The 30-year yield, which had previously reached 5%, was back down to 4.98% by Thursday. This decrease was largely driven by the Federal Reserve's decision to leave interest rates unchanged, as expected. Hawkish votes against the policy statement led traders to price in lower chances of a rate cut at any point before 2028 and the possibility of a rate increase during the first half of 2027.
Brent Crude Decline Contributes to Treasury Rally
Read also: Treasury Yields Experience Largest Increase in Two Weeks Following Release of Labor Market Data
Brent crude oil prices declined to around $114 a barrel from highs above $126, which contributed to the treasury rally. The decline in oil prices, coupled with the surge in the value of the yen from its cheapest level versus the dollar since mid-2024, reportedly assisted by Japanese official intervention, weakened the yen and other currencies of oil-importing countries.
| Comparison of Interest Rate Expectations | | --- | --- | | Before the War | After the War | | More than two reductions by the Fed this year | Roughly 5% chance of a quarter-point cut in 2026 | | Some expecting Kevin Warsh to support policy easing | As much as a 50% chance of a quarter-point increase by mid-2027 |
The Treasury rally showed that the market continues to take cues primarily from energy prices, which have put upward pressure on broad inflation gauges, potentially blocking the Fed and other central banks from cutting interest rates. Additionally, the potential for calendar-driven trading, such as month-end rebalancing of bond indexes and the relative performance of US stock and bond markets in April, drove buying of bonds.

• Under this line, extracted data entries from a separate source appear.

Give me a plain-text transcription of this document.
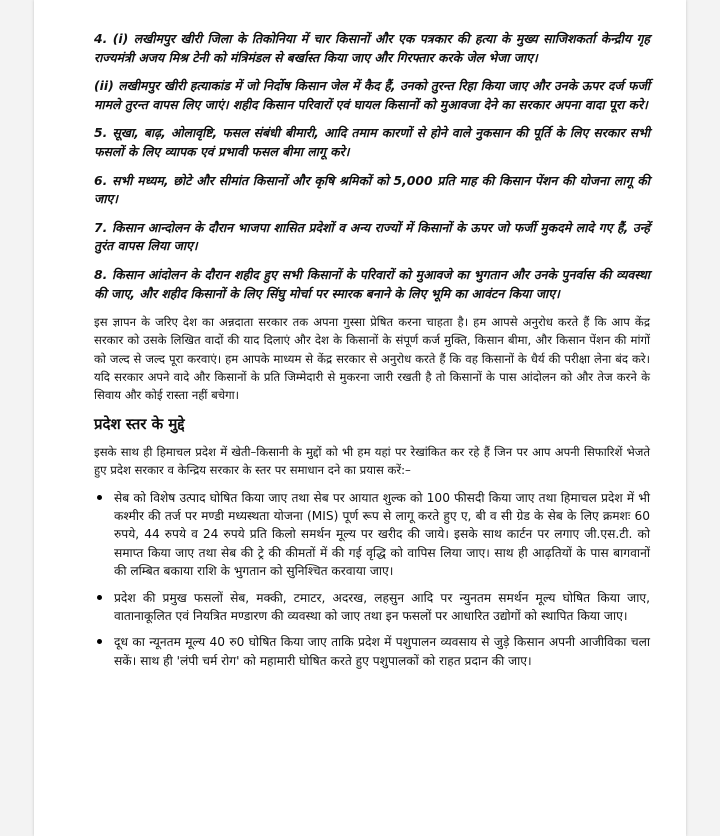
4. (i) लखीमपुर खीरी जिला के तिकोनिया में चार किसानों और एक पत्रकार की हत्या के मुख्य साजिशकर्ता केन्द्रीय गृह राज्यमंत्री अजय मिश्र टेनी को मंत्रिमंडल से बर्खास्त किया जाए और गिरफ्तार करके जेल भेजा जाए।

(ii) लखीमपुर खीरी हत्याकांड में जो निर्दोष किसान जेल में कैद हैं, उनको तुरन्त रिहा किया जाए और उनके ऊपर दर्ज फर्जी मामले तुरन्त वापस लिए जाएं। शहीद किसान परिवारों एवं घायल किसानों को मुआवजा देने का सरकार अपना वादा पूरा करे।

5. सूखा, बाढ़, ओलावृष्टि, फसल संबंधी बीमारी, आदि तमाम कारणों से होने वाले नुकसान की पूर्ति के लिए सरकार सभी फसलों के लिए व्यापक एवं प्रभावी फसल बीमा लागू करे।

6. सभी मध्यम, छोटे और सीमांत किसानों और कृषि श्रमिकों को 5,000 प्रति माह की किसान पेंशन की योजना लागू की जाए।

7. किसान आन्दोलन के दौरान भाजपा शासित प्रदेशों व अन्य राज्यों में किसानों के ऊपर जो फर्जी मुकदमे लादे गए हैं, उन्हें तुरंत वापस लिया जाए।

8. किसान आंदोलन के दौरान शहीद हुए सभी किसानों के परिवारों को मुआवजे का भुगतान और उनके पुनर्वास की व्यवस्था की जाए, और शहीद किसानों के लिए सिंघु मोर्चा पर स्मारक बनाने के लिए भूमि का आवंटन किया जाए।

इस ज्ञापन के जरिए देश का अन्नदाता सरकार तक अपना गुस्सा प्रेषित करना चाहता है। हम आपसे अनुरोध करते हैं कि आप केंद्र सरकार को उसके लिखित वादों की याद दिलाएं और देश के किसानों के संपूर्ण कर्ज मुक्ति, किसान बीमा, और किसान पेंशन की मांगों को जल्द से जल्द पूरा करवाएं। हम आपके माध्यम से केंद्र सरकार से अनुरोध करते हैं कि वह किसानों के धैर्य की परीक्षा लेना बंद करे। यदि सरकार अपने वादे और किसानों के प्रति जिम्मेदारी से मुकरना जारी रखती है तो किसानों के पास आंदोलन को और तेज करने के सिवाय और कोई रास्ता नहीं बचेगा।

प्रदेश स्तर के मुद्दे

इसके साथ ही हिमाचल प्रदेश में खेती–किसानी के मुद्दों को भी हम यहां पर रेखांकित कर रहे हैं जिन पर आप अपनी सिफारिशें भेजते हुए प्रदेश सरकार व केन्द्रिय सरकार के स्तर पर समाधान दने का प्रयास करें:–

सेब को विशेष उत्पाद घोषित किया जाए तथा सेब पर आयात शुल्क को 100 फीसदी किया जाए तथा हिमाचल प्रदेश में भी कश्मीर की तर्ज पर मण्डी मध्यस्थता योजना (MIS) पूर्ण रूप से लागू करते हुए ए, बी व सी ग्रेड के सेब के लिए क्रमशः 60 रुपये, 44 रुपये व 24 रुपये प्रति किलो समर्थन मूल्य पर खरीद की जाये। इसके साथ कार्टन पर लगाए जी.एस.टी. को समाप्त किया जाए तथा सेब की ट्रे की कीमतों में की गई वृद्धि को वापिस लिया जाए। साथ ही आढ़तियों के पास बागवानों की लम्बित बकाया राशि के भुगतान को सुनिश्चित करवाया जाए।
प्रदेश की प्रमुख फसलों सेब, मक्की, टमाटर, अदरख, लहसुन आदि पर न्युनतम समर्थन मूल्य घोषित किया जाए, वातानाकूलित एवं नियत्रित मण्डारण की व्यवस्था को जाए तथा इन फसलों पर आधारित उद्योगों को स्थापित किया जाए।
दूध का न्यूनतम मूल्य 40 रु0 घोषित किया जाए ताकि प्रदेश में पशुपालन व्यवसाय से जुड़े किसान अपनी आजीविका चला सकें। साथ ही 'लंपी चर्म रोग' को महामारी घोषित करते हुए पशुपालकों को राहत प्रदान की जाए।
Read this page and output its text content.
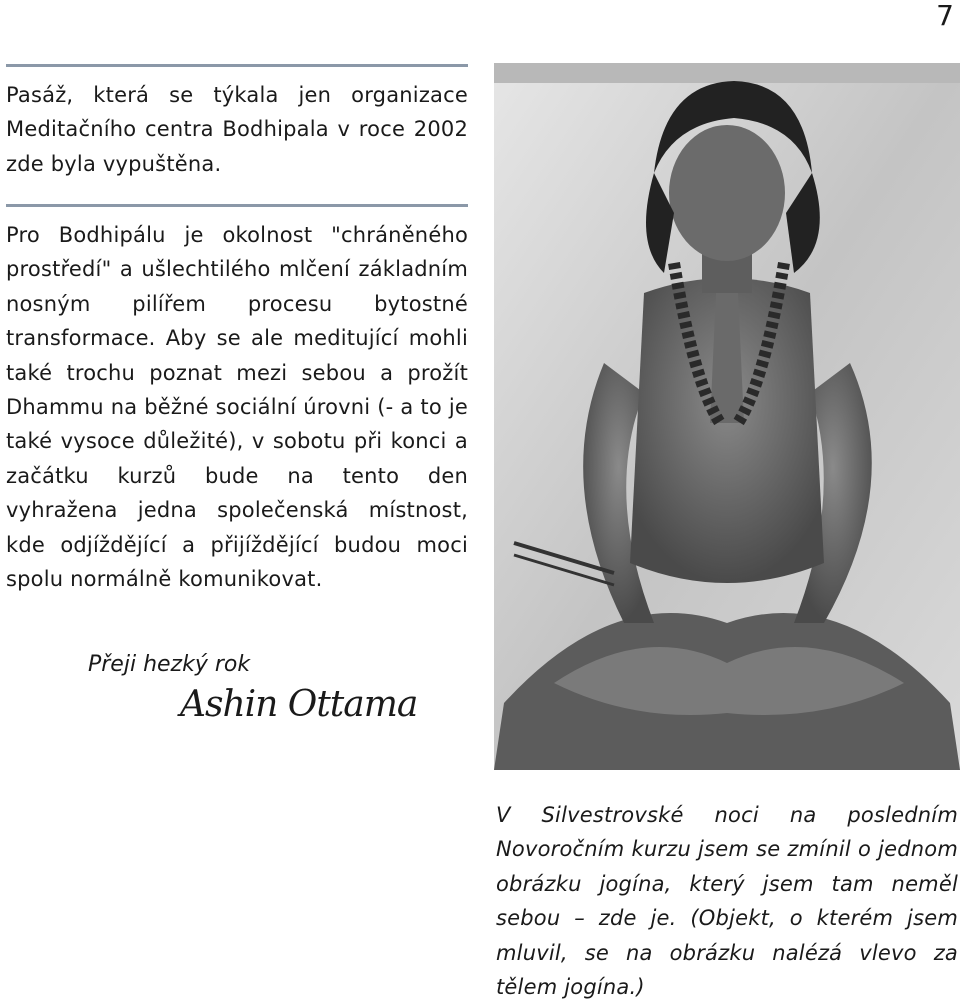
7
Pasáž, která se týkala jen organizace Meditačního centra Bodhipala v roce 2002 zde byla vypuštěna.
Pro Bodhipálu je okolnost "chráněného prostředí" a ušlechtilého mlčení základním nosným pilířem procesu bytostné transformace. Aby se ale meditující mohli také trochu poznat mezi sebou a prožít Dhammu na běžné sociální úrovni (- a to je také vysoce důležité), v sobotu při konci a začátku kurzů bude na tento den vyhražena jedna společenská místnost, kde odjíždějící a přijíždějící budou moci spolu normálně komunikovat.
Přeji hezký rok
Ashin Ottama
V Silvestrovské noci na posledním Novoročním kurzu jsem se zmínil o jednom obrázku jogína, který jsem tam neměl sebou – zde je. (Objekt, o kterém jsem mluvil, se na obrázku nalézá vlevo za tělem jogína.)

Economic Data and Interest Rate Expectations
Read also: US-Iran Tensions Spark Uptick in Oil Prices Amid Global Market Decline
Thursday's economic data included March personal income and spending, which embeds the inflation gauge the Fed aims to keep near 2% over the longer run. The price index for personal consumption expenditures, or PCE, was in line with economists' consensus estimate, rising 3.5% year-on-year.
Separately, the first estimate of US first-quarter GDP growth was 2.0%, lower than the 2.3% median forecast, while weekly initial jobless claims plunged to the lowest level in decades, a sign of labor-market strength. Treasuries held their advance after the figures, which had scant impact on expectations for Fed policy.
"It remains difficult to make a convincing case for rate cuts," said Christophe Boucher, chief investment officer at ABN AMRO Investment Solutions, adding that the US economy remains resilient. "The Fed is likely to remain in a status quo for a large part of the year."
For bond investors, the 5% yield level on the 30-year carries special importance, with some viewing it as a "line in the sand" for the market. A more persistent break above 5% would herald a trading range not seen in almost two decades.
Investor Takeaway
Investors may see opportunities in treasuries as oil prices stabilize.